Szechuan-Style Pork

Szechuan is among my favourite food regions of China. I love the lusty flavours of the spices and diversity of its cuisine. Many of the best dishes are the home-cooked ones. These utilize simple ingredients to make a delicious meal.

Here pork is stir-fried with Szechuan preserved vegetables for a robust, tasty dish that is quite easy to prepare. In the wok, it literally takes minutes. The key to success in this recipe is not to overcook the pork. You can buy the preserved vegetables in Chinese grocers or delicatessens.

Ingredients

  • 450 g (1 lb) lean, boneless pork
  • 50 g (2 oz) beanthread (transparent) noodles
  • tablespoons groundnut oil
  • 2 tablespoons coarsely chopped garlic
  • 2 teaspoons finely chopped fresh root ginger
  • 4 tablespoons Szechuan preserved vegetables, rinsed and coarsely chopped
  • 1 tablespoon light soy sauce
  • 1 tablespoon Shaoxing rice wine or dry sherry
  • 1 teaspoon sugar
  • 150 ml (5 fl oz) Chicken Stock or water

For the Marinade

  • 1 tablespoon Shaoxing rice wine or dry sherry
  • 1 tablespoon light soy sauce
  • 2 teaspoons sesame oil
  • 2 teaspoons cornflour

Method

Cut the pork into thin slices 5 cm (2 in) long.

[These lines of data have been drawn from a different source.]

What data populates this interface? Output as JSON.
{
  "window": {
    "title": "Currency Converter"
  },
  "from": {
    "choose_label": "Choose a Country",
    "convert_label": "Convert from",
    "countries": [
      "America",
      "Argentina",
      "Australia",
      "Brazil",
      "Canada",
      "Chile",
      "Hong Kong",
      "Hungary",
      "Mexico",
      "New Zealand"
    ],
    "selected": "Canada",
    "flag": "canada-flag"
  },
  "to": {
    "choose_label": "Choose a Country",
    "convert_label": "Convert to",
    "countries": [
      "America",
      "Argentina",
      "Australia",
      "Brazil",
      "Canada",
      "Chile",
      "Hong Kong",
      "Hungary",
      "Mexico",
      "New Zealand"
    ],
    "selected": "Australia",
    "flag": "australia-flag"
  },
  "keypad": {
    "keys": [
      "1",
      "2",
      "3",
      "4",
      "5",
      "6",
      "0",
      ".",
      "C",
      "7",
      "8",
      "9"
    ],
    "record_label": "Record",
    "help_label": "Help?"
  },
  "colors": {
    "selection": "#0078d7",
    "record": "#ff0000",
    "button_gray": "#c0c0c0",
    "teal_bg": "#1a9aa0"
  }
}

Put the sliced pork into a bowl and mix in the Shaoxing rice wine or dry sherry, soy sauce, sesame oil and cornflour. Let the mixture sit for 10-15 minutes so that the pork absorbs the flavours of the marinade.

Soak the noodles in a large bowl of warm water for 15 minutes. When soft, drain and discard the water. Cut into 7.5-cm (3-in) lengths using scissors or a knife.

Heat a wok or frying-pan to a very high heat. Add the oil and, when it is very hot and slightly smoking, add the pork slices and stir-fry them until they are brown. Add the garlic, ginger and Szechuan vegetables. Add the beanthread noodles, soy sauce, Shaoxing rice wine or dry sherry, sugar and stock and continue to stir-fry until the pork is cooked and slightly firm. This should take about 5 minutes. Remove and arrange the pork, noodles and vegetables on a warm serving platter. Pour any juices remaining in the wok over the pork and serve at once.